O que vemos quando lemos. Peter Mendelsund (Elsinore)

Parece haver um entusiasmo partilhado por muitos leitores em torno deste livro de Peter Mendelsund, o qual se justifica na medida em que é um livro “ao quadrado” mas com outras anfractuosidades muito em voga. O “quadrado” é o facto de se tratar de um livro sobre livros, sobre a leitura dos livros, sobre o prazer, expectativas e até mesmo perigos que ocorrem nela; as outras dimensões espraiam-se por considerações sobre as fantasmagorias visuais desenvolvidas à medida da leitura, o grau de co-criação a que o leitor se propõe com determinado livro, na capacidade dos autores de dirigirem de uma forma ou outra a matéria “visualizável” dos seus escritos. Outro domínio pelo qual o livro tem suscitado algum entusiasmo é pela forma como se apresenta materialmente, as características da edição, as suas profusas ilustrações, uma paginação leve, rápida, com grandes letras, ou palavras isoladas, etc., que torna o acto de leitura deste livro bastante rápido. Porém, O que vemos quando lemos é igualmente um caso de mal-entendidos e de caminhos mais prometidos do que trilhados. (Mais) 

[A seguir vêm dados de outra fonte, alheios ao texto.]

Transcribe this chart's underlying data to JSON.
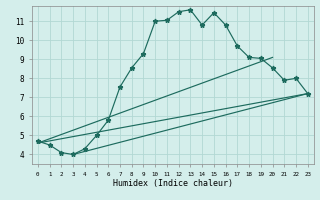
{
  "title": "",
  "xlabel": "Humidex (Indice chaleur)",
  "xlim": [
    -0.5,
    23.5
  ],
  "ylim": [
    3.5,
    11.8
  ],
  "xticks": [
    0,
    1,
    2,
    3,
    4,
    5,
    6,
    7,
    8,
    9,
    10,
    11,
    12,
    13,
    14,
    15,
    16,
    17,
    18,
    19,
    20,
    21,
    22,
    23
  ],
  "yticks": [
    4,
    5,
    6,
    7,
    8,
    9,
    10,
    11
  ],
  "bg_color": "#d4eeeb",
  "line_color": "#1d6b5e",
  "grid_color": "#b2d8d4",
  "series1_x": [
    0,
    1,
    2,
    3,
    4,
    5,
    6,
    7,
    8,
    9,
    10,
    11,
    12,
    13,
    14,
    15,
    16,
    17,
    18,
    19,
    20,
    21,
    22,
    23
  ],
  "series1_y": [
    4.7,
    4.5,
    4.1,
    4.0,
    4.3,
    5.0,
    5.8,
    7.55,
    8.55,
    9.3,
    11.0,
    11.05,
    11.5,
    11.6,
    10.8,
    11.45,
    10.8,
    9.7,
    9.1,
    9.05,
    8.55,
    7.9,
    8.0,
    7.2
  ],
  "series2_x": [
    0,
    20
  ],
  "series2_y": [
    4.6,
    9.1
  ],
  "series3_x": [
    0,
    23
  ],
  "series3_y": [
    4.6,
    7.2
  ],
  "series4_x": [
    3,
    23
  ],
  "series4_y": [
    4.0,
    7.2
  ]
}
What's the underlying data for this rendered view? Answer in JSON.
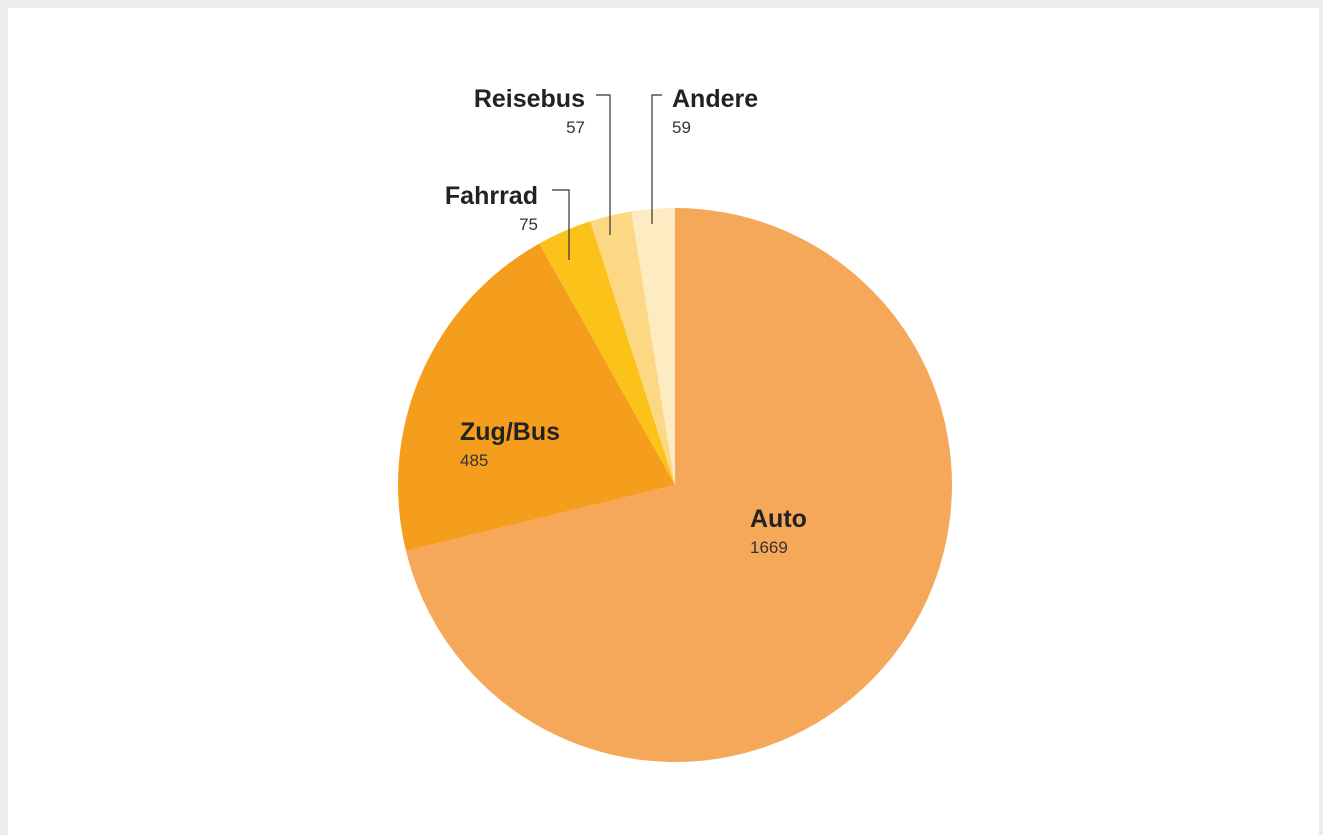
{
  "chart_data": {
    "type": "pie",
    "title": "",
    "start": "top-clockwise",
    "slices": [
      {
        "label": "Auto",
        "value": 1669,
        "display": "1669",
        "color": "#F5A85A"
      },
      {
        "label": "Zug/Bus",
        "value": 485,
        "display": "485",
        "color": "#F59E1E"
      },
      {
        "label": "Fahrrad",
        "value": 75,
        "display": "75",
        "color": "#FBC219"
      },
      {
        "label": "Reisebus",
        "value": 57,
        "display": "57",
        "color": "#FDD884"
      },
      {
        "label": "Andere",
        "value": 59,
        "display": "59",
        "color": "#FDEBC2"
      }
    ]
  }
}
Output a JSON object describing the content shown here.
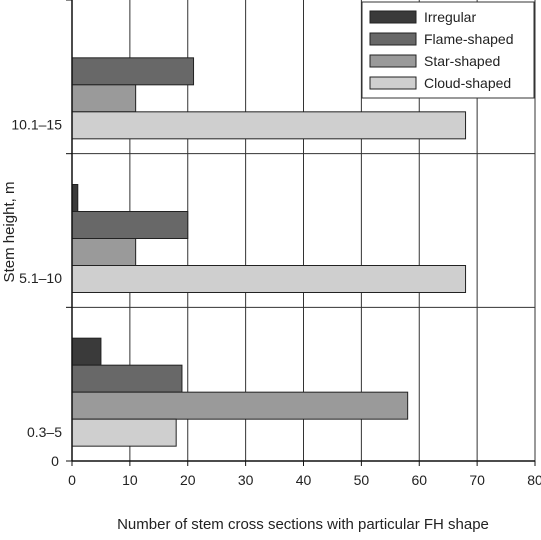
{
  "chart_data": {
    "type": "bar",
    "orientation": "horizontal",
    "categories": [
      "0.3–5",
      "5.1–10",
      "10.1–15"
    ],
    "series": [
      {
        "name": "Irregular",
        "values": [
          5,
          1,
          0
        ],
        "color": "#3a3a3a"
      },
      {
        "name": "Flame-shaped",
        "values": [
          19,
          20,
          21
        ],
        "color": "#686868"
      },
      {
        "name": "Star-shaped",
        "values": [
          58,
          11,
          11
        ],
        "color": "#9a9a9a"
      },
      {
        "name": "Cloud-shaped",
        "values": [
          18,
          68,
          68
        ],
        "color": "#cfcfcf"
      }
    ],
    "title": "",
    "xlabel": "Number of stem cross sections with particular FH shape",
    "ylabel": "Stem height, m",
    "xlim": [
      0,
      80
    ],
    "xticks": [
      0,
      10,
      20,
      30,
      40,
      50,
      60,
      70,
      80
    ],
    "y_origin_label": "0",
    "grid": true,
    "legend": "top-right"
  }
}
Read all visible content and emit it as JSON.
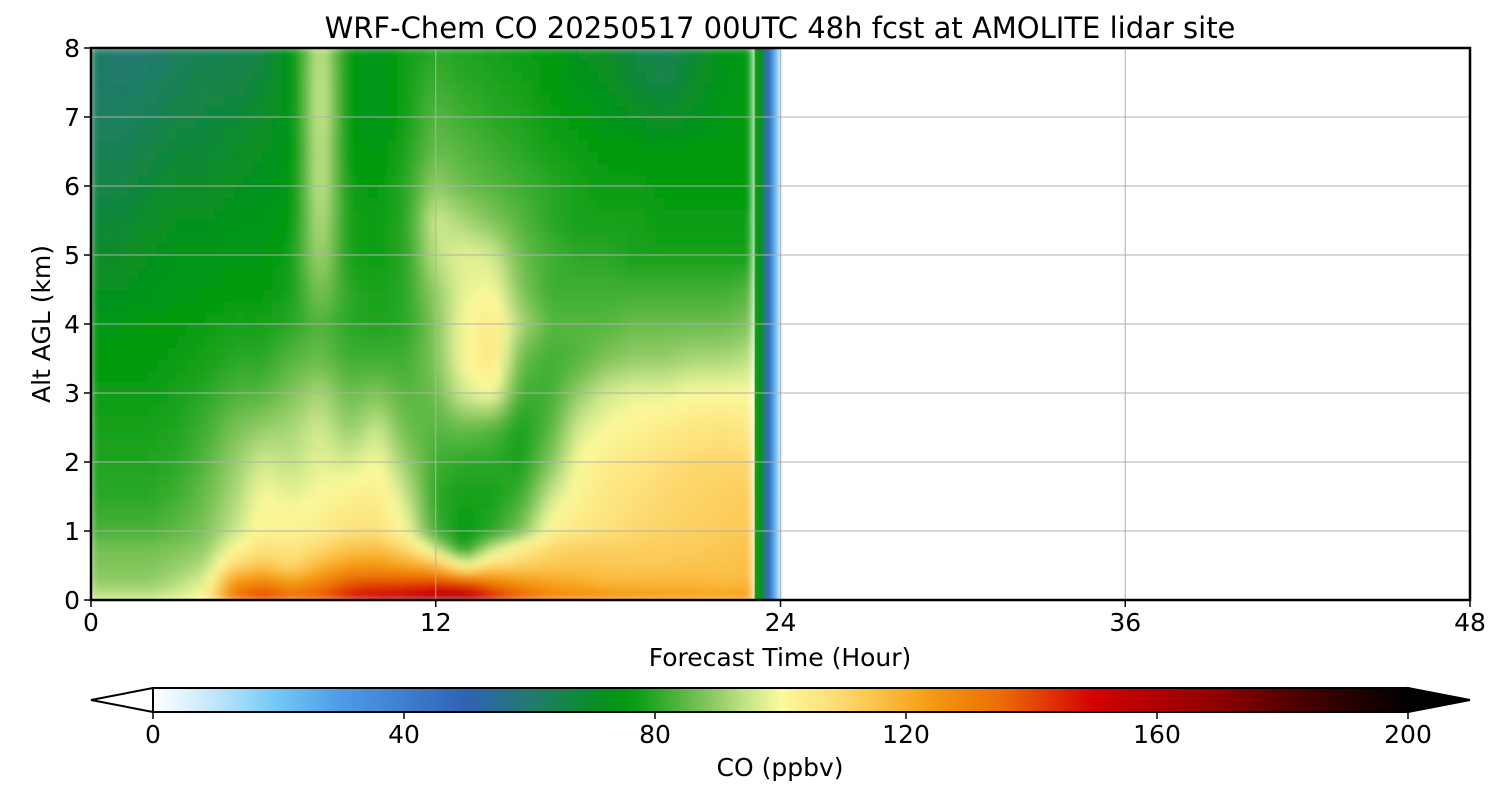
{
  "chart_data": {
    "type": "heatmap",
    "title": "WRF-Chem CO  20250517 00UTC 48h fcst at AMOLITE lidar site",
    "xlabel": "Forecast Time (Hour)",
    "ylabel": "Alt AGL (km)",
    "xlim": [
      0,
      48
    ],
    "ylim": [
      0,
      8
    ],
    "xticks": [
      0,
      12,
      24,
      36,
      48
    ],
    "yticks": [
      0,
      1,
      2,
      3,
      4,
      5,
      6,
      7,
      8
    ],
    "grid": true,
    "data_valid_until_hour": 24,
    "x": [
      0,
      1,
      2,
      3,
      4,
      5,
      6,
      7,
      8,
      9,
      10,
      11,
      12,
      13,
      14,
      15,
      16,
      17,
      18,
      19,
      20,
      21,
      22,
      23
    ],
    "y": [
      0,
      0.25,
      0.5,
      0.75,
      1,
      1.5,
      2,
      2.5,
      3,
      3.5,
      4,
      4.5,
      5,
      5.5,
      6,
      6.5,
      7,
      7.5,
      8
    ],
    "z": [
      [
        96,
        96,
        96,
        98,
        102,
        135,
        145,
        138,
        140,
        150,
        155,
        158,
        165,
        165,
        150,
        140,
        132,
        130,
        128,
        126,
        125,
        124,
        123,
        125
      ],
      [
        90,
        90,
        90,
        93,
        98,
        126,
        130,
        124,
        130,
        138,
        140,
        140,
        142,
        140,
        132,
        126,
        122,
        120,
        118,
        118,
        118,
        118,
        117,
        118
      ],
      [
        88,
        88,
        88,
        90,
        93,
        110,
        115,
        110,
        118,
        124,
        125,
        122,
        118,
        100,
        110,
        112,
        114,
        115,
        114,
        114,
        114,
        115,
        115,
        116
      ],
      [
        87,
        87,
        87,
        88,
        90,
        100,
        108,
        106,
        110,
        115,
        116,
        110,
        95,
        78,
        95,
        104,
        110,
        112,
        112,
        112,
        113,
        113,
        114,
        115
      ],
      [
        83,
        83,
        83,
        85,
        88,
        95,
        102,
        102,
        104,
        108,
        108,
        100,
        82,
        76,
        80,
        88,
        102,
        106,
        108,
        110,
        111,
        112,
        113,
        114
      ],
      [
        80,
        80,
        80,
        82,
        86,
        92,
        100,
        98,
        100,
        103,
        104,
        95,
        80,
        78,
        78,
        82,
        95,
        102,
        106,
        108,
        110,
        111,
        112,
        113
      ],
      [
        79,
        79,
        79,
        80,
        84,
        90,
        96,
        94,
        98,
        96,
        100,
        90,
        82,
        80,
        80,
        78,
        88,
        100,
        104,
        106,
        108,
        110,
        110,
        110
      ],
      [
        78,
        78,
        78,
        79,
        82,
        87,
        90,
        92,
        96,
        90,
        95,
        86,
        84,
        86,
        84,
        78,
        84,
        96,
        100,
        102,
        104,
        106,
        107,
        105
      ],
      [
        77,
        77,
        77,
        78,
        80,
        83,
        84,
        88,
        92,
        86,
        88,
        84,
        86,
        96,
        100,
        82,
        82,
        90,
        96,
        98,
        98,
        100,
        100,
        100
      ],
      [
        76,
        76,
        76,
        77,
        78,
        80,
        80,
        84,
        86,
        82,
        82,
        82,
        88,
        100,
        106,
        86,
        82,
        84,
        88,
        90,
        90,
        92,
        92,
        94
      ],
      [
        75,
        75,
        76,
        76,
        77,
        78,
        78,
        80,
        84,
        80,
        79,
        80,
        88,
        100,
        105,
        92,
        84,
        84,
        84,
        86,
        86,
        86,
        86,
        88
      ],
      [
        72,
        72,
        74,
        75,
        75,
        76,
        76,
        78,
        88,
        80,
        78,
        80,
        90,
        98,
        100,
        88,
        82,
        82,
        82,
        82,
        82,
        82,
        82,
        84
      ],
      [
        70,
        70,
        72,
        74,
        74,
        75,
        75,
        78,
        92,
        78,
        77,
        80,
        94,
        98,
        96,
        86,
        82,
        80,
        80,
        78,
        78,
        78,
        78,
        78
      ],
      [
        68,
        68,
        70,
        72,
        72,
        74,
        74,
        76,
        94,
        78,
        77,
        80,
        96,
        92,
        88,
        84,
        80,
        78,
        78,
        78,
        77,
        77,
        77,
        77
      ],
      [
        66,
        66,
        68,
        70,
        70,
        72,
        73,
        75,
        96,
        77,
        76,
        80,
        90,
        86,
        84,
        82,
        80,
        78,
        77,
        77,
        76,
        76,
        76,
        76
      ],
      [
        64,
        64,
        66,
        68,
        68,
        70,
        72,
        74,
        96,
        76,
        75,
        79,
        86,
        84,
        82,
        80,
        78,
        77,
        76,
        76,
        76,
        76,
        76,
        76
      ],
      [
        63,
        62,
        64,
        66,
        67,
        68,
        70,
        74,
        97,
        76,
        74,
        78,
        84,
        82,
        80,
        79,
        77,
        76,
        74,
        72,
        70,
        72,
        75,
        76
      ],
      [
        62,
        61,
        62,
        64,
        66,
        66,
        68,
        74,
        97,
        76,
        74,
        78,
        82,
        80,
        79,
        78,
        76,
        74,
        72,
        68,
        66,
        70,
        74,
        76
      ],
      [
        62,
        60,
        60,
        62,
        64,
        64,
        66,
        74,
        96,
        76,
        74,
        77,
        80,
        79,
        78,
        77,
        76,
        72,
        70,
        66,
        64,
        68,
        73,
        76
      ]
    ],
    "colorbar": {
      "label": "CO  (ppbv)",
      "min": 0,
      "max": 200,
      "ticks": [
        0,
        40,
        80,
        120,
        160,
        200
      ],
      "extend": "both",
      "color_stops": [
        {
          "v": 0,
          "c": "#ffffff"
        },
        {
          "v": 10,
          "c": "#bfe6fb"
        },
        {
          "v": 20,
          "c": "#6fc7f4"
        },
        {
          "v": 30,
          "c": "#4e9be6"
        },
        {
          "v": 50,
          "c": "#2f62b5"
        },
        {
          "v": 60,
          "c": "#227a70"
        },
        {
          "v": 70,
          "c": "#0a8c2a"
        },
        {
          "v": 76,
          "c": "#009a0e"
        },
        {
          "v": 82,
          "c": "#3fae33"
        },
        {
          "v": 88,
          "c": "#80c45a"
        },
        {
          "v": 95,
          "c": "#c8e68a"
        },
        {
          "v": 100,
          "c": "#fbf99a"
        },
        {
          "v": 108,
          "c": "#fde07a"
        },
        {
          "v": 116,
          "c": "#fbbf45"
        },
        {
          "v": 124,
          "c": "#f59a10"
        },
        {
          "v": 135,
          "c": "#ec6d05"
        },
        {
          "v": 150,
          "c": "#d40000"
        },
        {
          "v": 170,
          "c": "#8c0000"
        },
        {
          "v": 185,
          "c": "#400000"
        },
        {
          "v": 200,
          "c": "#000000"
        }
      ]
    }
  }
}
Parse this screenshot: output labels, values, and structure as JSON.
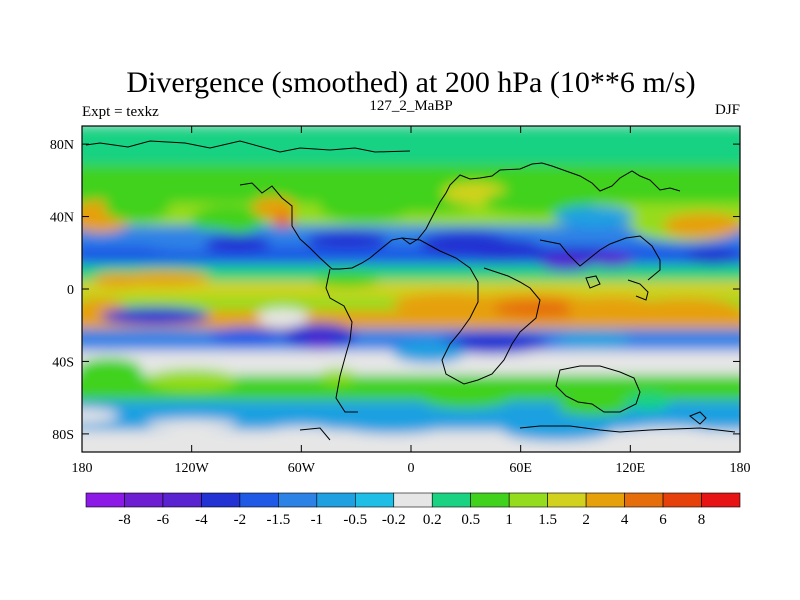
{
  "chart_data": {
    "type": "heatmap",
    "title": "Divergence (smoothed) at 200 hPa (10**6 m/s)",
    "left_label": "Expt = texkz",
    "center_label": "127_2_MaBP",
    "right_label": "DJF",
    "x_ticks": [
      "180",
      "120W",
      "60W",
      "0",
      "60E",
      "120E",
      "180"
    ],
    "x_tick_values": [
      -180,
      -120,
      -60,
      0,
      60,
      120,
      180
    ],
    "y_ticks": [
      "80N",
      "40N",
      "0",
      "40S",
      "80S"
    ],
    "y_tick_values": [
      80,
      40,
      0,
      -40,
      -80
    ],
    "xlim": [
      -180,
      180
    ],
    "ylim": [
      -90,
      90
    ],
    "colorbar": {
      "labels": [
        "-8",
        "-6",
        "-4",
        "-2",
        "-1.5",
        "-1",
        "-0.5",
        "-0.2",
        "0.2",
        "0.5",
        "1",
        "1.5",
        "2",
        "4",
        "6",
        "8"
      ],
      "levels": [
        -8,
        -6,
        -4,
        -2,
        -1.5,
        -1,
        -0.5,
        -0.2,
        0.2,
        0.5,
        1,
        1.5,
        2,
        4,
        6,
        8
      ],
      "colors": [
        "#8c19e6",
        "#6e1ed2",
        "#5a23d2",
        "#2332d2",
        "#1e5ae6",
        "#2d82e6",
        "#1ea0e1",
        "#1ebee6",
        "#e6e6e6",
        "#19d282",
        "#41d21e",
        "#96dc1e",
        "#d2d21e",
        "#e6a00a",
        "#e66e0a",
        "#e6410a",
        "#e61414"
      ]
    },
    "bands": [
      {
        "lat": 82,
        "value": 0.3
      },
      {
        "lat": 55,
        "value": 0.8
      },
      {
        "lat": 40,
        "value": 1.0
      },
      {
        "lat": 30,
        "value": -1.2
      },
      {
        "lat": 18,
        "value": -2.0
      },
      {
        "lat": 9,
        "value": 0.3
      },
      {
        "lat": 0,
        "value": 1.8
      },
      {
        "lat": -8,
        "value": 1.0
      },
      {
        "lat": -16,
        "value": 2.2
      },
      {
        "lat": -28,
        "value": -1.5
      },
      {
        "lat": -40,
        "value": 0.0
      },
      {
        "lat": -55,
        "value": 0.6
      },
      {
        "lat": -68,
        "value": -0.7
      },
      {
        "lat": -88,
        "value": 0.0
      }
    ]
  }
}
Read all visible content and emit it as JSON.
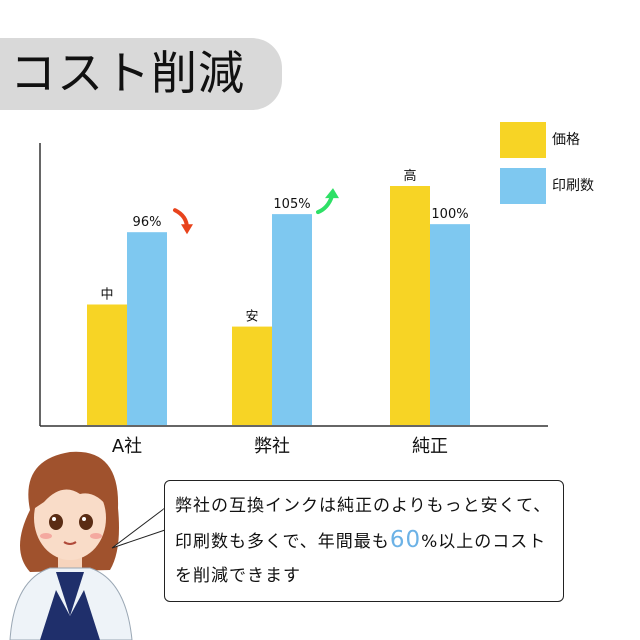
{
  "title": "コスト削減",
  "colors": {
    "price": "#f7d425",
    "prints": "#7ec8f0",
    "arrow_down": "#e8431c",
    "arrow_up": "#2ee066",
    "title_bg": "#d9d9d9",
    "highlight": "#6cb2e6"
  },
  "legend": [
    {
      "label": "価格",
      "color": "#f7d425"
    },
    {
      "label": "印刷数",
      "color": "#7ec8f0"
    }
  ],
  "chart_data": {
    "type": "bar",
    "categories": [
      "A社",
      "弊社",
      "純正"
    ],
    "series": [
      {
        "name": "価格",
        "values": [
          60,
          49,
          119
        ],
        "labels": [
          "中",
          "安",
          "高"
        ]
      },
      {
        "name": "印刷数",
        "values": [
          96,
          105,
          100
        ],
        "labels": [
          "96%",
          "105%",
          "100%"
        ]
      }
    ],
    "ylim": [
      0,
      140
    ],
    "grid": false,
    "legend_position": "top-right",
    "annotations": [
      {
        "category": "A社",
        "marker": "arrow-down"
      },
      {
        "category": "弊社",
        "marker": "arrow-up"
      }
    ]
  },
  "bubble": {
    "text_before": "弊社の互換インクは純正のよりもっと安くて、印刷数も多くで、年間最も",
    "highlight": "60",
    "text_after": "%以上のコストを削減できます"
  }
}
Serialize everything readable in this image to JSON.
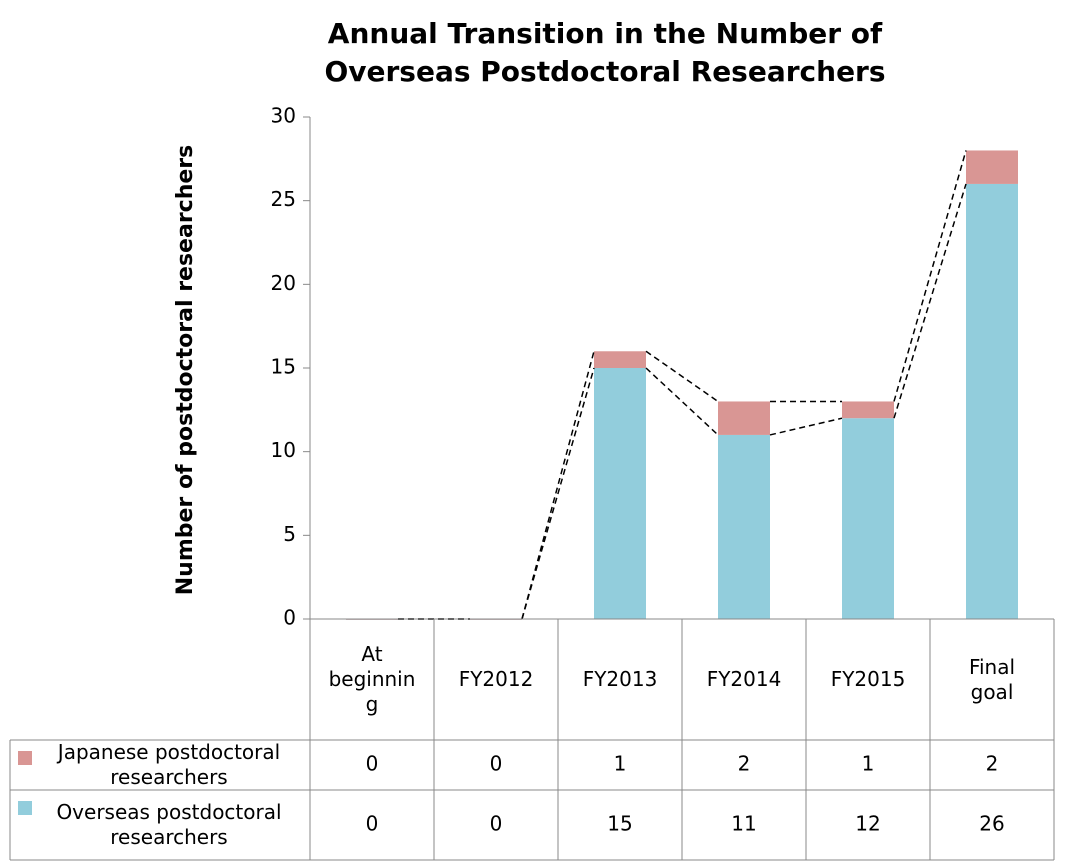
{
  "chart_data": {
    "type": "stacked_bar",
    "title": "Annual Transition in the Number of Overseas Postdoctoral Researchers",
    "y_label": "Number of postdoctoral researchers",
    "categories": [
      "At beginning",
      "FY2012",
      "FY2013",
      "FY2014",
      "FY2015",
      "Final goal"
    ],
    "series": [
      {
        "name": "Japanese postdoctoral researchers",
        "color": "#d99694",
        "values": [
          0,
          0,
          1,
          2,
          1,
          2
        ]
      },
      {
        "name": "Overseas postdoctoral researchers",
        "color": "#92cddc",
        "values": [
          0,
          0,
          15,
          11,
          12,
          26
        ]
      }
    ],
    "ylim": [
      0,
      30
    ],
    "yticks": [
      0,
      5,
      10,
      15,
      20,
      25,
      30
    ],
    "grid": false,
    "data_table": true
  }
}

Aparentemente o volume de Mendelsund apresenta-se como um estudo fenomenológico do acto da leitura, na dimensão imaginativa e projectiva que ela contém, ou para ser ainda mais específico, qual é o grau da visualização mental que fazemos dos objectos concretos descritos ou em acção nos escritos literários. O autor não está preocupado com a matéria textual, este não é um tratado de narratologia, é antes uma exploração dos momentos em que o texto permite formar imagens específicas na nossa mente. Por “imagens” o autor não quererá apenas falar do sentido da visão, ainda que mental, mas fala também de outras sensações físicas como a audição ou o olfacto, mantendo-se num trilho tradicional (recordemos que a exploração sensorial pode ser bem mais complexa, como tentou num primeiro passo, em relação à banda desenhada, Ian Hague). Como se sabe, existirão autores que primam por descrições mais específicas de um determinado objecto, personagem ou sensação, ao passo que outros preferem abordagens mais afastadas e impressivas, ou que, com alguns elementos libertos em cadências regulares ou pertinentes, se vão coalescendo numa “imagem final”, que para o autor, está sempre em movimento.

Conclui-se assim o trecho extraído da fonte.